Une assurance-chômage étendue. Surtout, Emmanuel Macron se démarque sur le sujet de l'assurance-chômage. Vent debout contre les propositions de nombreux candidats de la primaire de la droite, qui estiment nécessaire de rendre les allocations dégressives, lui suggère au contraire d'étendre le système d'indemnisation. Pour lui, il faut que celui-ci "protège des aléas de la vie professionnelle ceux qui, aujourd'hui, ne sont pas couverts. En particulier ceux qui sont au régime de la micro-entreprise, ou les indépendants". L'ancien ministre de l'Économie souhaite également "accorder des droits au chômage en cas de démission", afin d'éviter que des salariés "demeurent dans une entreprise parce qu'ils pensent qu'ils n'ont pas d'autres choix".

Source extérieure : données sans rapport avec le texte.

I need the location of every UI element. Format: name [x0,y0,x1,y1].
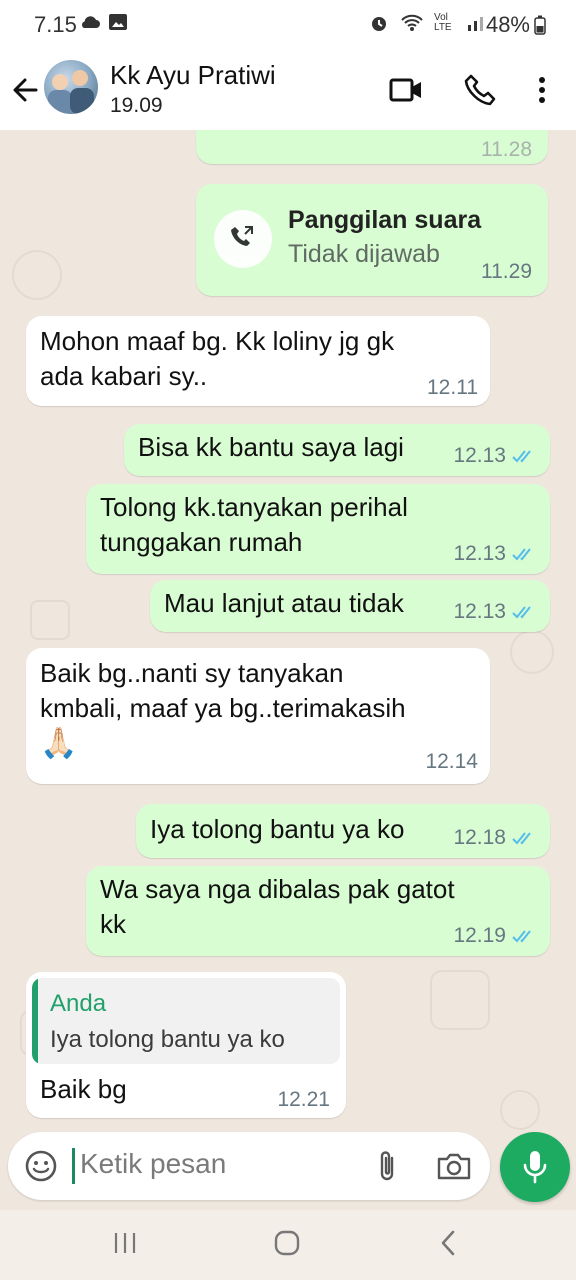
message-time: 11.29 [481,260,532,283]
text-caret [72,1148,75,1184]
message-text: Baik bg [40,1074,127,1104]
missed-call-icon [231,226,253,246]
contact-name[interactable]: Kk Ayu Pratiwi [110,60,276,91]
outgoing-message[interactable]: Tolong kk.tanyakan perihal tunggakan rum… [86,484,550,574]
outgoing-message[interactable]: Mau lanjut atau tidak 12.13 [150,580,550,632]
message-time: 12.21 [277,1088,330,1111]
mic-icon [523,1151,547,1184]
battery-level: 48% [486,12,546,38]
signal-icon [468,17,483,31]
quote-author: Anda [50,990,107,1017]
folded-hands-emoji: 🙏🏻 [40,727,78,760]
avatar[interactable] [44,60,98,114]
message-composer[interactable]: Ketik pesan [8,1132,490,1200]
message-text: Tolong kk.tanyakan perihal tunggakan rum… [100,492,408,557]
message-text: Baik bg..nanti sy tanyakan kmbali, maaf … [40,658,406,723]
home-nav-icon[interactable] [272,1228,302,1258]
quoted-message[interactable]: Anda Iya tolong bantu ya ko [32,978,340,1064]
message-text: Bisa kk bantu saya lagi [138,432,404,462]
message-time: 12.14 [425,750,478,773]
message-bubble-partial[interactable]: 11.28 [196,130,548,164]
message-time: 12.13 [453,444,538,468]
message-time: 12.19 [453,924,538,948]
status-bar: 7.15 Vol LTE 48% [0,0,576,50]
call-title: Panggilan suara [288,206,482,234]
message-time: 12.13 [453,542,538,566]
more-options-icon[interactable] [524,72,560,108]
message-text: Mau lanjut atau tidak [164,588,404,618]
message-input[interactable]: Ketik pesan [80,1148,226,1180]
quote-text: Iya tolong bantu ya ko [50,1026,285,1053]
voice-call-icon[interactable] [462,72,498,108]
mic-button[interactable] [500,1132,570,1202]
last-seen: 19.09 [110,94,163,117]
read-ticks-icon [512,930,531,943]
alarm-icon [372,17,386,31]
message-text: Iya tolong bantu ya ko [150,814,405,844]
message-time: 12.11 [427,376,478,399]
emoji-icon[interactable] [24,1149,58,1183]
outgoing-message[interactable]: Bisa kk bantu saya lagi 12.13 [124,424,550,476]
battery-icon [534,15,546,35]
recents-nav-icon[interactable] [110,1228,140,1258]
incoming-message[interactable]: Mohon maaf bg. Kk loliny jg gk ada kabar… [26,316,490,406]
back-arrow-icon[interactable] [10,70,40,110]
status-time: 7.15 [34,12,77,37]
cloud-icon [82,16,100,28]
attach-icon[interactable] [372,1148,402,1184]
outgoing-message[interactable]: Wa saya nga dibalas pak gatot kk 12.19 [86,866,550,956]
video-call-icon[interactable] [388,72,424,108]
wifi-icon [401,14,423,31]
incoming-reply-message[interactable]: Anda Iya tolong bantu ya ko Baik bg 12.2… [26,972,346,1118]
missed-call-bubble[interactable]: Panggilan suara Tidak dijawab 11.29 [196,184,548,296]
system-navigation-bar [0,1210,576,1280]
message-time: 12.13 [453,600,538,624]
message-text: Wa saya nga dibalas pak gatot kk [100,874,455,939]
message-text: Mohon maaf bg. Kk loliny jg gk ada kabar… [40,326,395,391]
incoming-message[interactable]: Baik bg..nanti sy tanyakan kmbali, maaf … [26,648,490,784]
volte-label: Vol LTE [434,12,452,33]
camera-icon[interactable] [436,1150,472,1182]
back-nav-icon[interactable] [434,1228,464,1258]
read-ticks-icon [512,450,531,463]
chat-header: Kk Ayu Pratiwi 19.09 [0,50,576,130]
read-ticks-icon [512,832,531,845]
chat-messages[interactable]: 11.28 Panggilan suara Tidak dijawab 11.2… [0,130,576,1210]
message-time: 12.18 [453,826,538,850]
outgoing-message[interactable]: Iya tolong bantu ya ko 12.18 [136,804,550,858]
call-status: Tidak dijawab [288,240,440,268]
read-ticks-icon [512,606,531,619]
read-ticks-icon [512,548,531,561]
gallery-icon [109,14,127,30]
missed-call-icon-wrap [214,210,272,268]
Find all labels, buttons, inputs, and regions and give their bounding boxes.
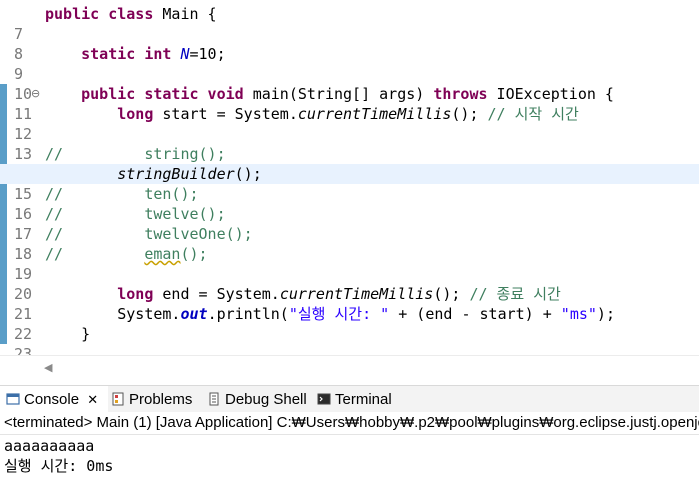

Flatter le centre-gauche. Ces propositions, qu'Emmanuel Macron avait pour certaines déjà formulées au fil de ses interventions médiatiques, doivent venir, selon lui, contrebalancer la souplesse prônée par ailleurs. L'ancien ministre de l'Économie synthétise en cela sa vision personnelle de ce que devrait être la "flexi-sécurité" sur le marché du travail. Pour l'instant, ces idées ne sont toujours exposées que sous la forme de grands axes, et aucun chiffrage ne vient appuyer la faisabilité des mesures. Mais celui qui avouait volontiers, en août dernier, n'être "pas socialiste", tente bien de flatter le centre-gauche en prouvant qu'il n'a pas oublié d'être social en même temps que libéral.